Love songs have always borrowed the language of extremity; lovers routinely describe their feelings in terms that exceed rational measurement, and the beloved is perpetually described as someone whose value surpasses ordinary human experience. Try the Impossible takes this tendency seriously, making the attempt itself, rather than its outcome, the subject of the song. The act of reaching for what seems unattainable is presented as the right response to genuine feeling, regardless of whether the attempt succeeds. This is a more sophisticated emotional position than simple romantic optimism.

Aspiration in the Context of Constraint

For African-American audiences in 1958, a song about attempting the impossible carried a specific resonance that white listeners might have experienced differently. The social and political constraints on Black life in America at that moment were very real and very immediate. A doo-wop song about refusing to accept that something is beyond your reach was, in that context, more than a love song; it was a small, musical articulation of a posture toward the world that had genuine stakes. The romantic framework did not exhaust the song's meaning.
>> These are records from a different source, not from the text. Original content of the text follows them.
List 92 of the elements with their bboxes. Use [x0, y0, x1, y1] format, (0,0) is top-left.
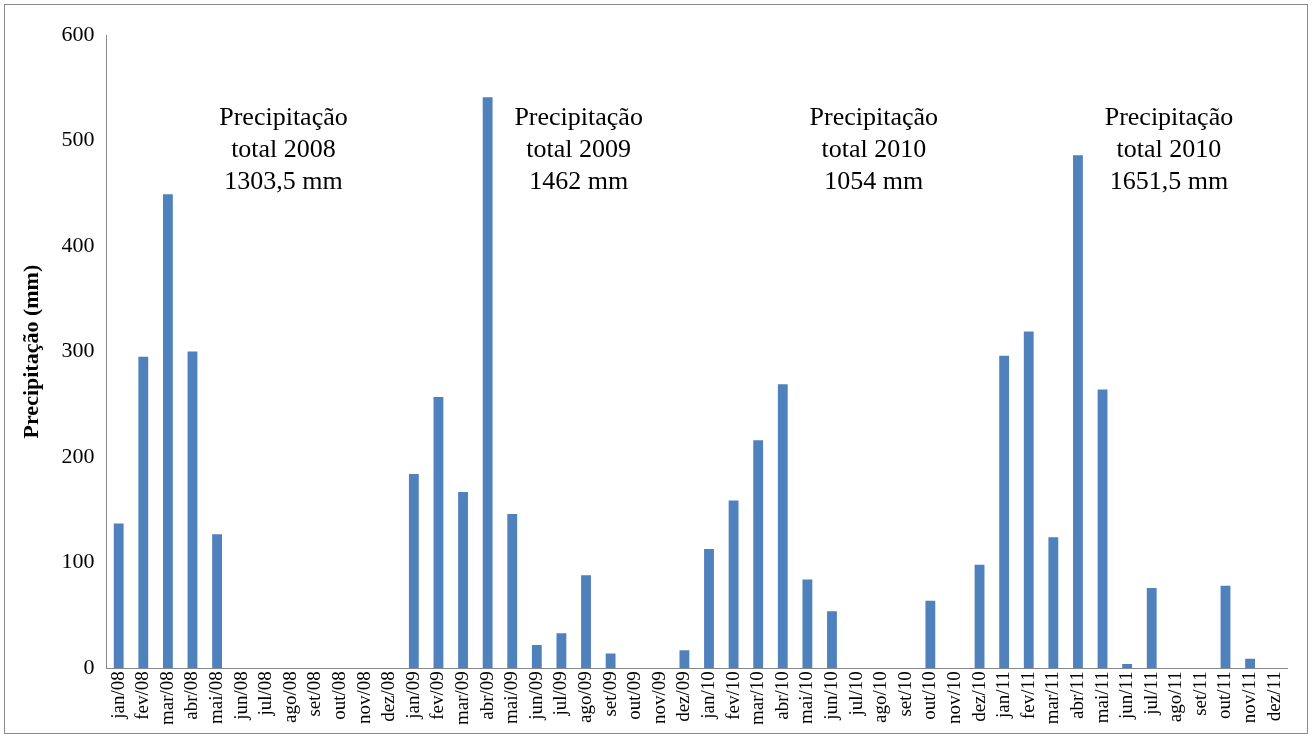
- bar: [974, 564, 985, 669]
- x-tick-label: jul/10: [844, 671, 866, 717]
- x-tick-label: nov/10: [942, 671, 964, 724]
- x-tick-label: jun/09: [524, 671, 546, 721]
- x-tick-label: jan/09: [401, 671, 423, 720]
- bar: [704, 548, 714, 669]
- bar: [187, 351, 198, 669]
- x-tick-label: out/08: [328, 671, 350, 720]
- x-tick-label: jul/11: [1139, 671, 1161, 716]
- x-tick-label: jun/10: [819, 671, 841, 721]
- bar: [531, 644, 542, 669]
- bar: [138, 356, 149, 669]
- x-tick-label: jun/08: [229, 671, 251, 721]
- y-tick-label: 100: [61, 548, 95, 574]
- bar: [1023, 331, 1034, 669]
- bar: [1073, 155, 1083, 669]
- bar: [1097, 389, 1108, 669]
- x-tick-label: ago/09: [574, 671, 595, 723]
- x-tick-label: dez/08: [377, 671, 399, 722]
- x-tick-label: abr/11: [1065, 671, 1087, 720]
- bar: [482, 97, 493, 669]
- x-tick-label: dez/10: [967, 671, 989, 722]
- y-tick-label: 500: [61, 126, 95, 152]
- x-tick-label: out/10: [918, 671, 940, 720]
- bar: [556, 633, 567, 669]
- y-axis-title: Precipitação (mm): [17, 264, 43, 439]
- x-tick-label: set/09: [598, 671, 620, 717]
- y-tick-label: 0: [83, 653, 95, 679]
- annotation: Precipitação total 2009 1462 mm: [514, 101, 643, 195]
- bar: [999, 355, 1010, 669]
- x-tick-label: jun/11: [1115, 671, 1137, 721]
- bar: [925, 600, 936, 669]
- x-tick-label: mai/09: [500, 671, 522, 724]
- x-tick-label: fev/08: [131, 671, 153, 720]
- x-tick-label: mai/10: [795, 671, 817, 724]
- x-tick-label: abr/08: [180, 671, 202, 720]
- bar: [1146, 587, 1157, 669]
- x-tick-label: mai/11: [1090, 671, 1112, 724]
- x-tick-label: jul/08: [254, 671, 276, 717]
- bar: [728, 500, 739, 669]
- x-tick-label: mar/08: [155, 671, 177, 726]
- bar: [753, 440, 764, 669]
- x-tick-label: jan/08: [106, 671, 128, 720]
- x-tick-label: mai/08: [205, 671, 227, 724]
- x-tick-label: out/09: [623, 671, 645, 720]
- bar: [408, 474, 419, 669]
- bar: [827, 611, 837, 669]
- bar: [1245, 658, 1256, 669]
- x-tick-label: jan/10: [696, 671, 718, 720]
- bar: [581, 575, 591, 669]
- x-tick-label: set/08: [303, 671, 325, 717]
- annotation: Precipitação total 2010 1054 mm: [809, 101, 939, 195]
- x-tick-label: jul/09: [549, 671, 571, 717]
- y-tick-label: 400: [61, 231, 95, 257]
- x-tick-label: fev/09: [426, 671, 448, 720]
- x-tick-label: ago/11: [1164, 671, 1186, 723]
- x-tick-label: dez/11: [1262, 671, 1284, 722]
- x-tick-label: dez/09: [672, 671, 694, 722]
- bar: [1048, 537, 1059, 669]
- x-tick-label: mar/09: [451, 671, 473, 726]
- bar: [1122, 663, 1133, 669]
- x-tick-label: mar/10: [746, 671, 768, 726]
- annotation: Precipitação total 2008 1303,5 mm: [219, 101, 348, 195]
- x-tick-label: set/11: [1188, 671, 1210, 716]
- x-tick-label: nov/09: [647, 671, 669, 724]
- x-tick-label: abr/09: [475, 671, 497, 720]
- x-tick-label: ago/10: [869, 671, 891, 723]
- y-tick-label: 600: [61, 20, 95, 46]
- bar: [212, 534, 222, 669]
- bar: [433, 396, 444, 669]
- bar: [777, 384, 788, 669]
- bar: [507, 514, 518, 669]
- bar: [458, 491, 468, 669]
- x-tick-label: out/11: [1213, 671, 1235, 720]
- x-tick-label: nov/08: [352, 671, 374, 724]
- bar: [1220, 585, 1231, 669]
- annotation: Precipitação total 2010 1651,5 mm: [1104, 101, 1234, 195]
- x-tick-label: jan/11: [992, 671, 1014, 719]
- x-tick-label: nov/11: [1238, 671, 1260, 724]
- x-tick-label: fev/10: [721, 671, 743, 720]
- x-tick-label: mar/11: [1041, 671, 1063, 725]
- x-tick-label: ago/08: [278, 671, 300, 723]
- y-tick-label: 300: [61, 337, 95, 363]
- bar: [679, 650, 690, 669]
- x-tick-label: fev/11: [1016, 671, 1038, 720]
- x-tick-label: set/10: [893, 671, 915, 717]
- x-tick-label: abr/10: [770, 671, 792, 720]
- bar: [162, 194, 173, 669]
- y-tick-label: 200: [61, 442, 95, 468]
- bar: [113, 523, 124, 669]
- bar: [802, 579, 813, 669]
- bar: [605, 653, 616, 669]
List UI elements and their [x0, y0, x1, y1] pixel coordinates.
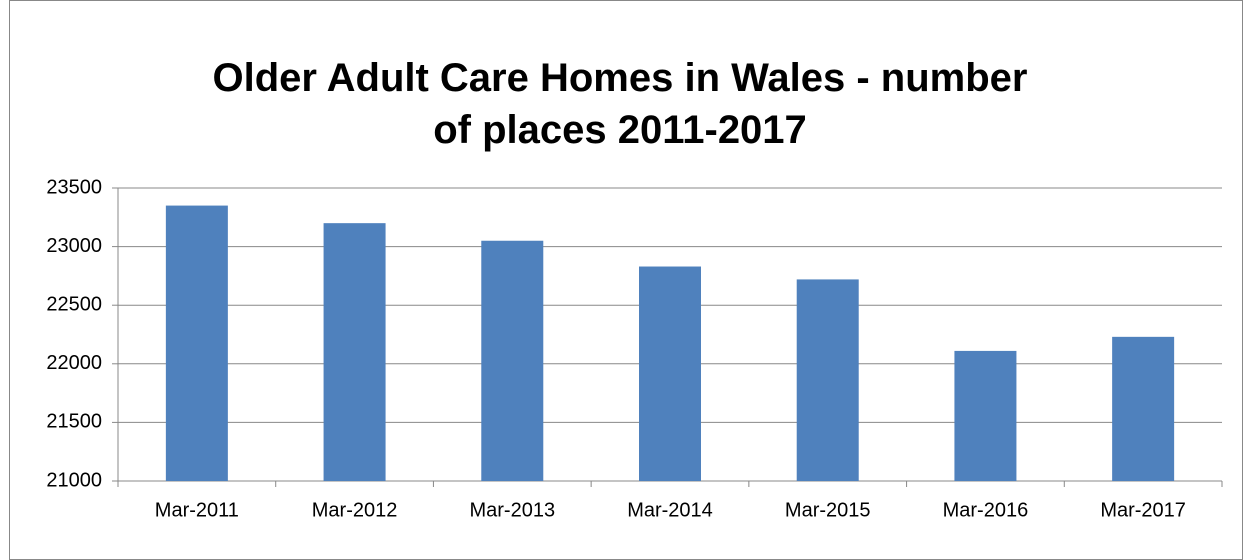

The Vocal Group as Collective Aspiration

Doo-wop's characteristic use of multiple voices served the theme of impossible aspiration in a specific way. When Lee Andrews sang the lead and the Hearts provided their harmonic support, they were enacting communal effort: the impossible was being attempted by a group, not an individual. That collective quality was central to what made the vocal group tradition emotionally meaningful to its audiences. You were not alone in your reaching; others were reaching with you, their voices braided with yours into something more substantial than any single voice could produce.

Hope as Musical Structure

The melodic and harmonic choices in this kind of material were not innocent of meaning. Ascending melodic lines, open harmonies that suggest unresolved yearning, a tempo that leans forward rather than settling back; all of these structural choices participate in the emotional argument the song is making. In Try the Impossible, the music itself enacts the aspiration the lyrics describe, reaching upward with the same determination the words call for.